My setup:
I have 16S V4 amplicon sequences using 515F–806R primers. Samples are extracted from soil. There are about 6 million reads across 74 samples. Reads are paired end 2x300bp. Running QIIME2 2019.10 in a conda environment.
Problem:
When I run DADA2 I'm finding I lose a lot of reads - around 80% by the end of the chimera removal step.
The biggest drop is during filtering when I lose 50%.
What I've done already:
I've read through the DADA2 tutorial and three QIIME2 tutorials (Atacama, Moving Pictures, and FMT) and several forum posts.

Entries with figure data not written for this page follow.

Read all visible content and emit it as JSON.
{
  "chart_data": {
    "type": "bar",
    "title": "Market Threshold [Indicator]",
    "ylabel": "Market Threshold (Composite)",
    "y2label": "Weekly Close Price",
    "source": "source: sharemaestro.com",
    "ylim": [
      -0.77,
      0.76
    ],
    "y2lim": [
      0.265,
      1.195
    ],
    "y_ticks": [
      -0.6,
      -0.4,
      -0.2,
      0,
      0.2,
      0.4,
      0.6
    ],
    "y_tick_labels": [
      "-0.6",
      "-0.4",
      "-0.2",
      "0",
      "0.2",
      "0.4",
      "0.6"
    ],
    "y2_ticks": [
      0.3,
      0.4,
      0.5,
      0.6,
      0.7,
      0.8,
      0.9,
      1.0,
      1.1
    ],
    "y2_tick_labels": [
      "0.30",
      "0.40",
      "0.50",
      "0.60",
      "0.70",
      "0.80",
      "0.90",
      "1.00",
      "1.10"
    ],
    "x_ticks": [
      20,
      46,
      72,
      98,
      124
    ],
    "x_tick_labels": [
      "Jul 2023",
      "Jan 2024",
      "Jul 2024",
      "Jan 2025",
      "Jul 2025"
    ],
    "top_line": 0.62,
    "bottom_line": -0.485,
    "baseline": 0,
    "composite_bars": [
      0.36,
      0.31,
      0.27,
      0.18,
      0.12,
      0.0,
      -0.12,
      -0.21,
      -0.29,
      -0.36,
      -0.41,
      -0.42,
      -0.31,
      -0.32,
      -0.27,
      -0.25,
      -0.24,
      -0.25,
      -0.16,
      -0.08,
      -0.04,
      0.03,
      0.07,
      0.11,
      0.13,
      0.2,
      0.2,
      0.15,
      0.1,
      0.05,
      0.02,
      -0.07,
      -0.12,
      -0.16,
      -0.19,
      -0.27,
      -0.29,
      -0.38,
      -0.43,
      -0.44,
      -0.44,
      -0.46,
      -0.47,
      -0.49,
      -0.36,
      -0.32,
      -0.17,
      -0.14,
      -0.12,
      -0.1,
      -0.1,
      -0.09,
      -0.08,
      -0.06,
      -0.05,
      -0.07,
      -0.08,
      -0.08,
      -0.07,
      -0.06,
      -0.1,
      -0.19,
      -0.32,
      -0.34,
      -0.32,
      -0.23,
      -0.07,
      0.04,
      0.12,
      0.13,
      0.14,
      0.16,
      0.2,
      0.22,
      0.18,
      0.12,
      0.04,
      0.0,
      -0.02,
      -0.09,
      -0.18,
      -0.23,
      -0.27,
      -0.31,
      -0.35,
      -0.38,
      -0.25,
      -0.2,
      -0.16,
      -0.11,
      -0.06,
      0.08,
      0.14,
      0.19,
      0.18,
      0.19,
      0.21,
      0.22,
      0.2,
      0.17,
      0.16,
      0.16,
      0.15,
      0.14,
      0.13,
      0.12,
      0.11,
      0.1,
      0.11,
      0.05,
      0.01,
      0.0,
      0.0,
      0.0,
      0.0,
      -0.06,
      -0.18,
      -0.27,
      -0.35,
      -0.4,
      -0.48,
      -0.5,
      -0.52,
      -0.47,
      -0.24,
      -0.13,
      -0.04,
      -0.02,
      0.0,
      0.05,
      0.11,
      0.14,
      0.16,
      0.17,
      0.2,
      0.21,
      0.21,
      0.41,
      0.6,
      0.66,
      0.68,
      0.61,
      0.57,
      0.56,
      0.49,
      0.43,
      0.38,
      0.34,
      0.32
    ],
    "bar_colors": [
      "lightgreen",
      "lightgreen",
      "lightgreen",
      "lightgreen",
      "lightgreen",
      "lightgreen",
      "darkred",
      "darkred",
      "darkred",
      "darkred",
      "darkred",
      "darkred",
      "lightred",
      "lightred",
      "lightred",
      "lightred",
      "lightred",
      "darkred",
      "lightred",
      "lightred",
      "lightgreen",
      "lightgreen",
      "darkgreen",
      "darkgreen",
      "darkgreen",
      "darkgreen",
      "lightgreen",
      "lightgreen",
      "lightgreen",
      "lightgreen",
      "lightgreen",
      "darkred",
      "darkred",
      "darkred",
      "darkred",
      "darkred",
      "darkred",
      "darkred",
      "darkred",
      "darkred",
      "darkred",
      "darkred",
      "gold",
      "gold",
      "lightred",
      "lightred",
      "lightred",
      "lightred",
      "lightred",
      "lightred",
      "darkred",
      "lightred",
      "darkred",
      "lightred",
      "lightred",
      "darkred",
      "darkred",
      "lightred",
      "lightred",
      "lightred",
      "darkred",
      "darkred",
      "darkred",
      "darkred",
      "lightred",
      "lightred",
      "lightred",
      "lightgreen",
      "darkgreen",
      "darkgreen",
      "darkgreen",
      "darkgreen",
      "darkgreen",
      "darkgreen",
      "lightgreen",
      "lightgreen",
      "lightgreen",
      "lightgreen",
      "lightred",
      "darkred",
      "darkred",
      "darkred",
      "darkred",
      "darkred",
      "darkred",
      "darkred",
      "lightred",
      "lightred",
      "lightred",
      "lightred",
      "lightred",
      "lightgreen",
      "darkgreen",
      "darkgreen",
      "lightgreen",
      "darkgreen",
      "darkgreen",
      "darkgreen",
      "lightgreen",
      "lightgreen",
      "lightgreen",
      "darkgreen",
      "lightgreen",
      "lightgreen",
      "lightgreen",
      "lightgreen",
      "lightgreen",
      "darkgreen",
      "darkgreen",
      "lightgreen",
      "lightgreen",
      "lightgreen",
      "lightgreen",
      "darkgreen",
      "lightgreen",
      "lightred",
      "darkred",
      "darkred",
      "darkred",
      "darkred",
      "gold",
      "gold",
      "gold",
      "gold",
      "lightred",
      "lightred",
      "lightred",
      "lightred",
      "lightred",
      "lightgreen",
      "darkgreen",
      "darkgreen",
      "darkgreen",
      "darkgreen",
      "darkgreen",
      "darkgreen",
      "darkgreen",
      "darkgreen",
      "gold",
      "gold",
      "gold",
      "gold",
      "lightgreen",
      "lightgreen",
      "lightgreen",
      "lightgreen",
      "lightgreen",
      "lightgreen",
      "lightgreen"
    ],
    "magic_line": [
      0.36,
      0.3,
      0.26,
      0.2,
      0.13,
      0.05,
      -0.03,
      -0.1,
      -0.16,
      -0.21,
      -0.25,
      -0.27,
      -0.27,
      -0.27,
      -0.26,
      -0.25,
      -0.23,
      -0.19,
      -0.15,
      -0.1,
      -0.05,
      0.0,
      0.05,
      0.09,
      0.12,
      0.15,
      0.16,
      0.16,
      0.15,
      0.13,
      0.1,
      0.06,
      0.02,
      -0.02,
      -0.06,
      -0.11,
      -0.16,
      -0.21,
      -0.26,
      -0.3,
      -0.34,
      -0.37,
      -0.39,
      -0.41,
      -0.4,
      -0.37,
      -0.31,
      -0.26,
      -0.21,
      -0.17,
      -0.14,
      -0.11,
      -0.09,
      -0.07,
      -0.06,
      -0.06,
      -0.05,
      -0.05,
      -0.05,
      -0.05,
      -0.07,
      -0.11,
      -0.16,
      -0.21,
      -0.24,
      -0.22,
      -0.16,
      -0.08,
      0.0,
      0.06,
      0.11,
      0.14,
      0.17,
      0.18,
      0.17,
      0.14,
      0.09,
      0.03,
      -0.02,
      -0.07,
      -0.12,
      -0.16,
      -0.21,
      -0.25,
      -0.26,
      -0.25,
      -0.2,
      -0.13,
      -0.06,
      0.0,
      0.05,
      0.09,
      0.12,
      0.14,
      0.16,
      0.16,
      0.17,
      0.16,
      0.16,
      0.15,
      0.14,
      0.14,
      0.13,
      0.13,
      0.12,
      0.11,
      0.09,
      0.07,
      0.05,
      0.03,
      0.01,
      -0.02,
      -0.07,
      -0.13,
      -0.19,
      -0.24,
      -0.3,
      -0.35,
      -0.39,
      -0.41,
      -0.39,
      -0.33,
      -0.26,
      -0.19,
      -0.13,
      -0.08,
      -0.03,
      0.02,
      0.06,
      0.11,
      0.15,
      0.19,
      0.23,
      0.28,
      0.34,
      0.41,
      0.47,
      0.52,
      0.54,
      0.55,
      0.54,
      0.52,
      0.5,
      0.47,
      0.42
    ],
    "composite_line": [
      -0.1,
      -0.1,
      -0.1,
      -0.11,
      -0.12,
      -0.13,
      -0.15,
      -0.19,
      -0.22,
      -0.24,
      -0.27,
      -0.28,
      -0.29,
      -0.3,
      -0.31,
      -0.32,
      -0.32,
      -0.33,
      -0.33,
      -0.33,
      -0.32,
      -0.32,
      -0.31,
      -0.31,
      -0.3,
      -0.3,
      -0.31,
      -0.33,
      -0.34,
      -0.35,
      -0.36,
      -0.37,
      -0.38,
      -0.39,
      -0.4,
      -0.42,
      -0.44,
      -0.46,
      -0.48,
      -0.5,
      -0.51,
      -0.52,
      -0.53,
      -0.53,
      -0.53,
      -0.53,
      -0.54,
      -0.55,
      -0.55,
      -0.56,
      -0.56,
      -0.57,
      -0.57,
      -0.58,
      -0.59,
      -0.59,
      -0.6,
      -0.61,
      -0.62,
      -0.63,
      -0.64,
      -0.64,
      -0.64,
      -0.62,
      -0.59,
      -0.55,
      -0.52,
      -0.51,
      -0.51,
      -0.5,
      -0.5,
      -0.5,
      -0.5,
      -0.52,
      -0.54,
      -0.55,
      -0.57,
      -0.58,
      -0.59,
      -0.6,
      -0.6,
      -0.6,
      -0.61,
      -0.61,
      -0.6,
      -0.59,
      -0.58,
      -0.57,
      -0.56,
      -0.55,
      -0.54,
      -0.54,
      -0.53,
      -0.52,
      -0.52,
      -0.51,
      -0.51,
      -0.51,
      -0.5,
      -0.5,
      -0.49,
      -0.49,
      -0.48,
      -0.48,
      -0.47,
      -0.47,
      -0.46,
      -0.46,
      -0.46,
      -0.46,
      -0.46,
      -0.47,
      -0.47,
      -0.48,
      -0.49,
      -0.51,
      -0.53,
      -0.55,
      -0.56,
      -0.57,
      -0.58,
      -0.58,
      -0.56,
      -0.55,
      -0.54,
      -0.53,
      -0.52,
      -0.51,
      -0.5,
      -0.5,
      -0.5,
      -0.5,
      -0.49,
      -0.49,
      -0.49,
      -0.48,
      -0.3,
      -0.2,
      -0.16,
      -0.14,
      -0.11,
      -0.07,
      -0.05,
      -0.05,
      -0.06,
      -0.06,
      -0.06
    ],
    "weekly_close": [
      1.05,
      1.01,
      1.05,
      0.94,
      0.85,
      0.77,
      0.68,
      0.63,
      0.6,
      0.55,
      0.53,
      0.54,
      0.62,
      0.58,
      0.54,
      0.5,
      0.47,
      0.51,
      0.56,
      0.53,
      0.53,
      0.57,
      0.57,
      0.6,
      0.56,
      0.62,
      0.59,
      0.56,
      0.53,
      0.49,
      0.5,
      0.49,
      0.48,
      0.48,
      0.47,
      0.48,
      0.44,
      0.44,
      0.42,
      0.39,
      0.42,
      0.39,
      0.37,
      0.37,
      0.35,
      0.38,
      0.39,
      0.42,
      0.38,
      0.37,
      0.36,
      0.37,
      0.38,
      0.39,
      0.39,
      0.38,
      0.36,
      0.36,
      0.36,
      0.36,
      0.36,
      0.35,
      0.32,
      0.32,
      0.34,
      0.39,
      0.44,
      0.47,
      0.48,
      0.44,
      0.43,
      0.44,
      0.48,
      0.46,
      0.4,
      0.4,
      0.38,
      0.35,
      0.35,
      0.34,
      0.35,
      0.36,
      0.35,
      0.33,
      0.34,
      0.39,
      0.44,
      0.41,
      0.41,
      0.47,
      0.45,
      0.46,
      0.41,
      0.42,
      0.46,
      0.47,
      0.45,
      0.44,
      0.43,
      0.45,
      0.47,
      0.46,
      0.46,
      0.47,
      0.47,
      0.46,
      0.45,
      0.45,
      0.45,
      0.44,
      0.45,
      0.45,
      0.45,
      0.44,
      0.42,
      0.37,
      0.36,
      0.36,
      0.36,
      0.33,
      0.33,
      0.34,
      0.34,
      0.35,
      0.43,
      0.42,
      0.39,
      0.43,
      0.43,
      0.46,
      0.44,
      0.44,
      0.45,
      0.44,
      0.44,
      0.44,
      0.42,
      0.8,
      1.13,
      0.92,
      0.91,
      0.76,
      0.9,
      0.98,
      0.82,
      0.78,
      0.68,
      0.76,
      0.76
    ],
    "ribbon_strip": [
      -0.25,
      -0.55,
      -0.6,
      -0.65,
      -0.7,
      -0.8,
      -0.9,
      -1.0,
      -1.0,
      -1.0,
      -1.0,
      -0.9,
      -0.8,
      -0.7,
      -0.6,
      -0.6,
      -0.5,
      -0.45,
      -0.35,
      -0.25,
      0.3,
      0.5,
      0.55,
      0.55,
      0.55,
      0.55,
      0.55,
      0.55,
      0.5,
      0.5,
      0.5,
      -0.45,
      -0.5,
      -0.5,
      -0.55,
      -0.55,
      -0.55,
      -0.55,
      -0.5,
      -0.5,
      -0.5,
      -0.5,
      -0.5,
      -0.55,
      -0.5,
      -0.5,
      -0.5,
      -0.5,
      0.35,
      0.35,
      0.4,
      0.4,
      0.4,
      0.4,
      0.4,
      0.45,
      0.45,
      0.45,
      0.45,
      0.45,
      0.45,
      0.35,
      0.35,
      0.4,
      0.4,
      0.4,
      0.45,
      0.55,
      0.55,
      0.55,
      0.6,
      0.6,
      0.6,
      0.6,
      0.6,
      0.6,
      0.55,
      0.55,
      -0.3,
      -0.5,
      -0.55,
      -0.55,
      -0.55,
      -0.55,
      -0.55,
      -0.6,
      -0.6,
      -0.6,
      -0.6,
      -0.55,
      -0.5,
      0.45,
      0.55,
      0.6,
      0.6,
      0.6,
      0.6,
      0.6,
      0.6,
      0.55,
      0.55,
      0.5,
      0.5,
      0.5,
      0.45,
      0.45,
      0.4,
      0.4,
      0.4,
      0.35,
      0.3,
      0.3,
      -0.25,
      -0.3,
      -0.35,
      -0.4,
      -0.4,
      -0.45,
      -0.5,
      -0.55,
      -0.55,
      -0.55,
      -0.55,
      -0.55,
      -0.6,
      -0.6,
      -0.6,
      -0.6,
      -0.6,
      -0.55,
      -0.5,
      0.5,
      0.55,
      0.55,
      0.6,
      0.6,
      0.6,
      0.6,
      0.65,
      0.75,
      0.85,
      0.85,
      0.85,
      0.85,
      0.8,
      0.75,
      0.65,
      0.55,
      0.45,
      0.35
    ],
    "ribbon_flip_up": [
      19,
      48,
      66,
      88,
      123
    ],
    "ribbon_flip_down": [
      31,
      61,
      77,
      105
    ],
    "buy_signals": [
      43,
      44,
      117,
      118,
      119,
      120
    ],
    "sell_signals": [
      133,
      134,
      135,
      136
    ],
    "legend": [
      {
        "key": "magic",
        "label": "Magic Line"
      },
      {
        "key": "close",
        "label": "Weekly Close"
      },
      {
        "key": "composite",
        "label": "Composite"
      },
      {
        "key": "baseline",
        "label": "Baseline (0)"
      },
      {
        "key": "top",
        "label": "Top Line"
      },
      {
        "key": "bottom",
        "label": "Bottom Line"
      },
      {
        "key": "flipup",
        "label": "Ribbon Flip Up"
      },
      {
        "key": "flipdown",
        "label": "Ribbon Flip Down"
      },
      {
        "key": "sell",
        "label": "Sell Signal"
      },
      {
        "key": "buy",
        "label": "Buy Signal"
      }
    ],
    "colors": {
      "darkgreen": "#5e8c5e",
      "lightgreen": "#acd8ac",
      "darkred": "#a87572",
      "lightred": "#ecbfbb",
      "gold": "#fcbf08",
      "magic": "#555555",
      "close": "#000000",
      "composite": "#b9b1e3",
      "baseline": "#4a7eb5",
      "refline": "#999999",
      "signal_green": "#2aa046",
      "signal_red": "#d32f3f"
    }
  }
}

- trimmed reads need to overlap enough to merge. As I understand it, the V4 regions is generally less than 400 bp so my trimmed lengths below are pushing the limits and I probably shouldn't shorten them anymore. I've tried not trimming at all, but I get fewer reads in the end (which makes sense because more errors).
- Shortening the reads should remove more errors and increase the number of reads. This seems true - when I shortened the reverse reads from 160 to 140 I squeezed in a couple more percentage points of reads.
- Increasing the
--p-max-ee
should increase the number of reads. I'm hesitant to relax this parameter, but I could still try that. - In some circumstances, tossing the reverse reads (if they're low quality) and just keeping the forward reads can increase coverage because you lose fewer from merging. Haven't tried this yet.
Command:
qiime dada2 denoise-paired
--i-demultiplexed-seqs demux.qza
--p-trim-left-f 0
--p-trim-left-r 6
--p-trunc-len-f 290
--p-trunc-len-r 140
--o-table table.qza
--o-representative-sequences rep-seqs.qza
--o-denoising-stats denoising-stats.qza
--p-n-threads 6
--p-max-ee-f 2
--p-max-ee-r 2
I have already read through some forum posts:
With this one, I'm using the default –p-trunc-q
value so I don't think it applies. Although, they do suggest just using the forward reads.
This one says "9000 sequences is plenty" so maybe my 10,000-20,000 reads per sample is "fine." However, I don't feel good about that metric. In these highly diverse communities I would like to accurately represent the diversity without wantonly tossing reads.
Questions:
- Is losing 80% of reads high or is that typical? What about 50% during filtering?
- Are my trimming parameters leaving enough overlap and could I trim them more to reduce errors?
- Should I try adjusting max-ee or is that frowned upon? Will that hurt my merge step?
- Would my data be worth running just the forward reads and not trying to merge forward and reverse?
- Anything else I haven't considered?
My data:
demux.qzv (297.3 KB)
denoising-stats.qzv (1.2 MB)
Thank you!